A century later, in 1980, the Supreme Court awarded eight Sioux tribes $106 million in compensation--the 1877 value of $17.5 million, plus interest. This was payment for what the court called "a taking of tribal property."

The tribes refused to take the millions, insisting on the return of the land. Two political efforts to return federally held land failed in the 1980s.

The money sits in a government account, interest having swollen it now to $570 million. Still, the Sioux won't touch it. They say that would be a sellout of the Lakota nation, religion and culture.

Nowhere is the opposition more entrenched than the Pine Ridge Indian Reservation, by some estimates the poorest place in the country. Home to the Oglala band of the Lakota Sioux, Pine Ridge has an unemployment rate of 85%.

The Oglala Sioux's share of the award is now worth $170 million. If they invested that, they could expect around $17 million a year in income without touching the principal.

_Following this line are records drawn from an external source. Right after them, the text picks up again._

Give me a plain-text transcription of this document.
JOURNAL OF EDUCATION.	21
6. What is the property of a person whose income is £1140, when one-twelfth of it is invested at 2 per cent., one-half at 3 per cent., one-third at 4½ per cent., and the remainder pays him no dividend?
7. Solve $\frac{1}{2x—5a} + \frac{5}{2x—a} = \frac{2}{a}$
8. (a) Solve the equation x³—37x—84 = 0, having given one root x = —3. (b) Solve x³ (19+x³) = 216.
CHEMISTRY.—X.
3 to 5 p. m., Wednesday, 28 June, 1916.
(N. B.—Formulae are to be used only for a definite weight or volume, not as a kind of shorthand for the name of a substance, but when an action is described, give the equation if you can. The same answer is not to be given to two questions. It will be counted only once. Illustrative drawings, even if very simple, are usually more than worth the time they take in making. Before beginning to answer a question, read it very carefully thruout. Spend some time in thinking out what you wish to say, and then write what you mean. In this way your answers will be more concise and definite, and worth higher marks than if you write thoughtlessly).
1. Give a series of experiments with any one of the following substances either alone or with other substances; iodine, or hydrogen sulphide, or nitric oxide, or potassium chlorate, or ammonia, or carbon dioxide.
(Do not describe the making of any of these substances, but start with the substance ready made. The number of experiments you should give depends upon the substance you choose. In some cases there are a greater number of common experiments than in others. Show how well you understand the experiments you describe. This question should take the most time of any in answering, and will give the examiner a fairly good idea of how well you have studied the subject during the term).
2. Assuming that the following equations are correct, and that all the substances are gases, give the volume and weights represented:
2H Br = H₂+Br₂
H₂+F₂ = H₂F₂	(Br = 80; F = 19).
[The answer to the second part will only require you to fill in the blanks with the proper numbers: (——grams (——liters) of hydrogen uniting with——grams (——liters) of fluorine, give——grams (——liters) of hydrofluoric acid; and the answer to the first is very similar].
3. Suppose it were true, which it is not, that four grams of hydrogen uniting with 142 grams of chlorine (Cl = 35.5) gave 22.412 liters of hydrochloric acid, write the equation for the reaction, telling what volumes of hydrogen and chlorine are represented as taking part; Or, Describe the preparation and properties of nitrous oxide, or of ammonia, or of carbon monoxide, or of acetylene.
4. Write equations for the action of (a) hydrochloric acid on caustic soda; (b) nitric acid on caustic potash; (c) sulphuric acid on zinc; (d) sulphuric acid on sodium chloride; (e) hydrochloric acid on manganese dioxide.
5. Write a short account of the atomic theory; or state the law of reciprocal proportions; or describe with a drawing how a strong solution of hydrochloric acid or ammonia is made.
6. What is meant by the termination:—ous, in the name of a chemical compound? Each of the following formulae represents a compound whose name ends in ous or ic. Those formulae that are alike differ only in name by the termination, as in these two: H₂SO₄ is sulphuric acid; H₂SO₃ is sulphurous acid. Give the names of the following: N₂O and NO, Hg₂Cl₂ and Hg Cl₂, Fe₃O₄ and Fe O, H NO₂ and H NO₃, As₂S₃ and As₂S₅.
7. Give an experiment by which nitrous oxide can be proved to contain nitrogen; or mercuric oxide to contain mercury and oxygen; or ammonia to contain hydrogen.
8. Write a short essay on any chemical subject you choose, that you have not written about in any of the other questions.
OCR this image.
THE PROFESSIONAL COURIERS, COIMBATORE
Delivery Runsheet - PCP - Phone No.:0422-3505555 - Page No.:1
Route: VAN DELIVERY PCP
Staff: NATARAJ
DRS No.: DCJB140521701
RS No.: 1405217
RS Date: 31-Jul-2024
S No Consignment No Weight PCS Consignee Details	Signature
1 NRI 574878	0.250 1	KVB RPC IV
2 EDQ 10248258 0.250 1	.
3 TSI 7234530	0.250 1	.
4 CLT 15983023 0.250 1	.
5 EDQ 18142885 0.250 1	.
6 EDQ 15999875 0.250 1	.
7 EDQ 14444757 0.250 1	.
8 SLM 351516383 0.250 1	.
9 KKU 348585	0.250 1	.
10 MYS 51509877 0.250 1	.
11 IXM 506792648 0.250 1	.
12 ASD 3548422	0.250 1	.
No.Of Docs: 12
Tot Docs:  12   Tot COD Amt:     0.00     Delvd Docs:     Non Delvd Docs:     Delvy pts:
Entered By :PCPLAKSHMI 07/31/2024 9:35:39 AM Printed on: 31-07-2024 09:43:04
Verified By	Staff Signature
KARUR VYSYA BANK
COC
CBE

The annual budget for the reservation, by comparison, is $15 million.

It's money that could be used for housing, business development, job training and education, or even political pressure to get the Black Hills back.

Today, many people on the reservation live in trailers or shacks, drive rusted-out cars and have no place to work. Mangy dogs roam and forage.

The center of Pine Ridge village has a couple of gas stations, a Pizza Hut and a Taco John's, and little else. The reservation, covering 5,000 square miles, has nine villages but no banks, no car washes, no barber shops, no hotels.

Regardless of the obvious need, opposition to taking the money consistently runs over 90% in newspaper surveys, according to Tim Giago, publisher of the Lakota Journal.